Cependant, la notion contemporaine d’esprit peut raisonnablement être comprise comme une réaction au dualisme cartésien. D’une part, c’est une réaction positive, dans la phénoménologie de Husserl, puis plus ou moins critique, dans la phénoménologie de Merleau-Ponty. D’autre part, on trouve des réactions critiques diverses dans la psychanalyse (Lacan), dans la philosophie de la psychologie (Wittgenstein), dans la philosophie de l’esprit (Davidson). On observe une attitude franchement hostile dans la mise en question des philosophies du sujet, particulièrement chez les philosophes français contemporains (Foucault, Deleuze, Derrida).

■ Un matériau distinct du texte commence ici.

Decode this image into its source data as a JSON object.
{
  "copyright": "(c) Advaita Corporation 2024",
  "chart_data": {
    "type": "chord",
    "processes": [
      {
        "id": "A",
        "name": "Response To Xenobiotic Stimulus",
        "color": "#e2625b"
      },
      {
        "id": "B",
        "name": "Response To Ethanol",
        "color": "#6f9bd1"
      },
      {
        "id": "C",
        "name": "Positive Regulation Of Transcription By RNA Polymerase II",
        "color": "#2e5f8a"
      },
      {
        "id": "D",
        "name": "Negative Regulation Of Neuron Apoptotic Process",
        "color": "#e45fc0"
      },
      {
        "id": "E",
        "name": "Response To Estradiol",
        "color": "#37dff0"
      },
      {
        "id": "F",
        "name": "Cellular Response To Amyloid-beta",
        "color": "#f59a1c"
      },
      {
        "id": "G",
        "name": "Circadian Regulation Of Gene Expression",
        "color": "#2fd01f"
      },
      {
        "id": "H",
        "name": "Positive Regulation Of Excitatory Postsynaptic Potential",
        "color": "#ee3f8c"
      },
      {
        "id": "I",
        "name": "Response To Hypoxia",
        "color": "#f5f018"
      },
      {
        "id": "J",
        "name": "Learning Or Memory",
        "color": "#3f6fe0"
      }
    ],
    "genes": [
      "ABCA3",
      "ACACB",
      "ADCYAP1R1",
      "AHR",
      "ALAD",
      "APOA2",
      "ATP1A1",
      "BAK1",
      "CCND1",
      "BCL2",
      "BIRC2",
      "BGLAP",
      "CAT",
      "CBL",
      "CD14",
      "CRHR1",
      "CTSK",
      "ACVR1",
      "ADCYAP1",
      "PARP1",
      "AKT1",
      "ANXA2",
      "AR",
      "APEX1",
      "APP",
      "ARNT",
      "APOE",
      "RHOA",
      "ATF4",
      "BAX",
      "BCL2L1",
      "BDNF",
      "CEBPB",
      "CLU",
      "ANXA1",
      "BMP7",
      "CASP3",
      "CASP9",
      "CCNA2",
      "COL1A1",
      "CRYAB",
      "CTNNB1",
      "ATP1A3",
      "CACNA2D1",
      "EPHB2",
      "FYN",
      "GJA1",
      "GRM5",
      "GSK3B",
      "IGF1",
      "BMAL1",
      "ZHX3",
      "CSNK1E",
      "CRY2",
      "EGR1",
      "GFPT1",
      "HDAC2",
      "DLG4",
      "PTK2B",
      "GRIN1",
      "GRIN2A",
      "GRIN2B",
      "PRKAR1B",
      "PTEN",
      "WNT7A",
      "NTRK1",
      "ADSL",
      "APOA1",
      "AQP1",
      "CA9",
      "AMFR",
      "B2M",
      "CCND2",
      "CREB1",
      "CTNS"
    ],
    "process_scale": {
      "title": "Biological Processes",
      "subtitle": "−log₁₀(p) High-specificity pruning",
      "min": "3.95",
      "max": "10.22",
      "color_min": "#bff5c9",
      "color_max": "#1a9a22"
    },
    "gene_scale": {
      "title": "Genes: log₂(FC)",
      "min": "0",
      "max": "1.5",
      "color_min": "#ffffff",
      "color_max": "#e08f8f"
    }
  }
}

Le dualisme cartésien consiste à penser qu’il y a deux mondes : un monde physique, qui est étudié par les sciences de la nature, et un monde psychique, privé, inaccessible à l’observation publique. Les deux mondes interagissent, mais d’une manière qui n’est pas réductible aux lois de la causalité, étudiées par les sciences physiques. Voici ce qu’en dit Anthony Kenny : Descartes était un génie d’une puissance extraordinaire. Ses idées principales peuvent être exprimées avec une telle concision qu’elles pourraient être écrites sur le dos d’une carte postale; elles sont pourtant si révolutionnaires qu’elles ont modifié le cours de la philosophie pour plusieurs siècles. Si l’on veut mettre les idées principales de Descartes sur le dos d’une carte postale, on n’a besoin que de deux phrases: l’homme est une chose pensante; la matière est l’étendue en mouvement. (Kenny, 1989, p. 1)
La première affirmation, l’homme est une chose pensante, est-elle exacte ? C’est la réponse à cette question que recherchent de nombreux philosophes contemporains dans le domaine de ce qu’on appelle « la philosophie de l’esprit ».